Que
é a Verdade?
Alexandre Dias
Reformador (FEB)
Dezembro 1938
Reuni em torno de
vós um bando de crianças e, traçando a imagem de Deus segundo vários credos,
vereis que poder de penetração possui a inocência para descobrir a verdade.
Jesus, o maior dos
psicólogos, assinalou essa faculdade, quando disse: “Deixai vir a mim os pequeninos,
porque deles é o reino do Céu”.
De fato, só a inocência
poderá distinguir, pelos atos de justiça, o verdadeiro juiz.
Tentai, portanto, a
experiência, propondo à meninada o seguinte teste:
Na religião A (oculta-se sempre o nome do credo
religioso), Deus constrói uma alma nova para cada criança que nasce. Às vezes,
porque a obra saiu mal acabada, a Criança vem ao mundo cega, disforme ou até
idiota. Mas, quando mesmo chegue perfeita no corpo, com o correr dos tempos,
crescendo, acontece, muita vez, que ela se torna
moralmente defeituosa. Dá para assassino, ladrão, desonra pai e mãe, enfim
comete crimes horrorosos.
Que faz então o
Deus da religião A, quando essa criatura
morre e tem que lhe prestar contas de suas ações?
Procede de dois
modos:
1º.- Se ela, antes
de morrer, confessou os seus crimes a certas pessoas na terra, que são os representantes
desse Deus, e se mostrou arrependida do mal praticado, esses representantes
concedem-lhe o perdão e Deus, em segundo lugar, confirma a sentença. Não tem
mesmo autoridade para discordar das decisões dos seus representantes.

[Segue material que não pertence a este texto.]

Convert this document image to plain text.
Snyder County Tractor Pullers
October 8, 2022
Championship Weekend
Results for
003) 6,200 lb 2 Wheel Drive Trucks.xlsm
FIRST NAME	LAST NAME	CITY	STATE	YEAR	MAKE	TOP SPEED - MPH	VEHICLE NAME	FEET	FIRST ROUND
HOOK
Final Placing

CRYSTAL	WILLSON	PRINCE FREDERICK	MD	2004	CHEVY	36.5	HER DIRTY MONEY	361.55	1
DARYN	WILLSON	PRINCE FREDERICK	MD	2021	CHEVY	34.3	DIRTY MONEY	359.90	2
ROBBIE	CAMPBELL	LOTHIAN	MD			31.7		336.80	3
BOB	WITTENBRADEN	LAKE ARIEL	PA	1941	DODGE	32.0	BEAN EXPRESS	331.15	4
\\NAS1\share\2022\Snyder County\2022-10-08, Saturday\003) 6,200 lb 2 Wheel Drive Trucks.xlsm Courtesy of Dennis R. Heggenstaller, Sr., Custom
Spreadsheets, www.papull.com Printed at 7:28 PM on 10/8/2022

Absolvida, por mais monstruosos que sejam os seus crimes, a alma, ali apertada, vai
morar eternamente; de mistura com os bons, com os que só fizeram o bem, num
lugar onde não se trabalha, não se sofre, onde tudo são delícias e só se ouvem músicas
sacras e se respira o aroma do incenso por todos os lados. Esse lugar é o céu.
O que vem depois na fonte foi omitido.